Now, If the real problem in marriage is dowry then how will the issues between couples get resolved by living seperatley is again questionable and may not give favourable results........

1 Like

Krishna Krishna   12 June 2016

"In arranged marriages one can understand but in Love marriages how come people agree to exchange dowry is something i have never understood, especially in this case where both boy and girl are well educated and independent financially""

The boy and his family are quite well stteled ...The mother-in-law has given her daughter to a highly qualified boy..gave more than One Crore of cash and property..10 years back.   So she is now realised she could have got  atleast 50,00,000 Lakshs or more as dowry....Actually the boy is totally under the grip of mother (widow),...and married sister...He is employed and mother is looking after buiseness..She is greedy after money...that is why she is after my daughter's SALARY...always want to make my daughter's  Account ...NIL..

 

Krishna Krishna   12 June 2016

"In arranged marriages one can understand but in Love marriages how come people agree to exchange dowry is something i have never understood, especially in this case where both boy and girl are well educated and independent financially""

The boy and his family are quite well stteled ...The mother-in-law has given her daughter to a highly qualified boy..gave more than One Crore of cash and property..10 years back.   So she is now realised she could have got  atleast 50,00,000 Lakshs or more as dowry....Actually the boy is totally under the grip of mother (widow),...and married sister...He is employed and mother is looking after buiseness..She is greedy after money...that is why she is after my daughter's SALARY...always want to make my daughter's  Account ...NIL..

 

Vakalath (Vakeel No. 1)     12 June 2016

Marriage, is marriage, love or arranged does not count much. One has to give 100% to the marriage like any other job.  You do 100% u get all benefits, road ahead is smooth.

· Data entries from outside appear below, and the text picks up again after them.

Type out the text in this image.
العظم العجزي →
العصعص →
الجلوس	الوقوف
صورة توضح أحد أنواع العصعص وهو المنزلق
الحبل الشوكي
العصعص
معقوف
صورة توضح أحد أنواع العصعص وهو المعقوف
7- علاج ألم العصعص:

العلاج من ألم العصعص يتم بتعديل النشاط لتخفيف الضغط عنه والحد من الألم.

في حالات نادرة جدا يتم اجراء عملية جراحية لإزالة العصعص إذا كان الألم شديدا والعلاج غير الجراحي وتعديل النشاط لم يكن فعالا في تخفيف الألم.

Tell your 5 rs 5 crore rs story to someone else.  Girls life is like cloth stuck on thorns, u do urgency, it be torn.  Most marriages fail due to interference of parents.  What if you were not there at all, what would your daughter do?  Go for help to whom?  

 

I can clearly see that because of you your daughters life is getting spoilt due to constant interference.  Anyway its your daughter, your problem.  Helping hand born fighter have advised you correctly.  My colleagues also advised you correctly.  Its only point of view.  There are lakhs of fathers like you who I see in court, who agree that they should have sent daughters back to husband adjust and lead life, after a decade of roaming courrts.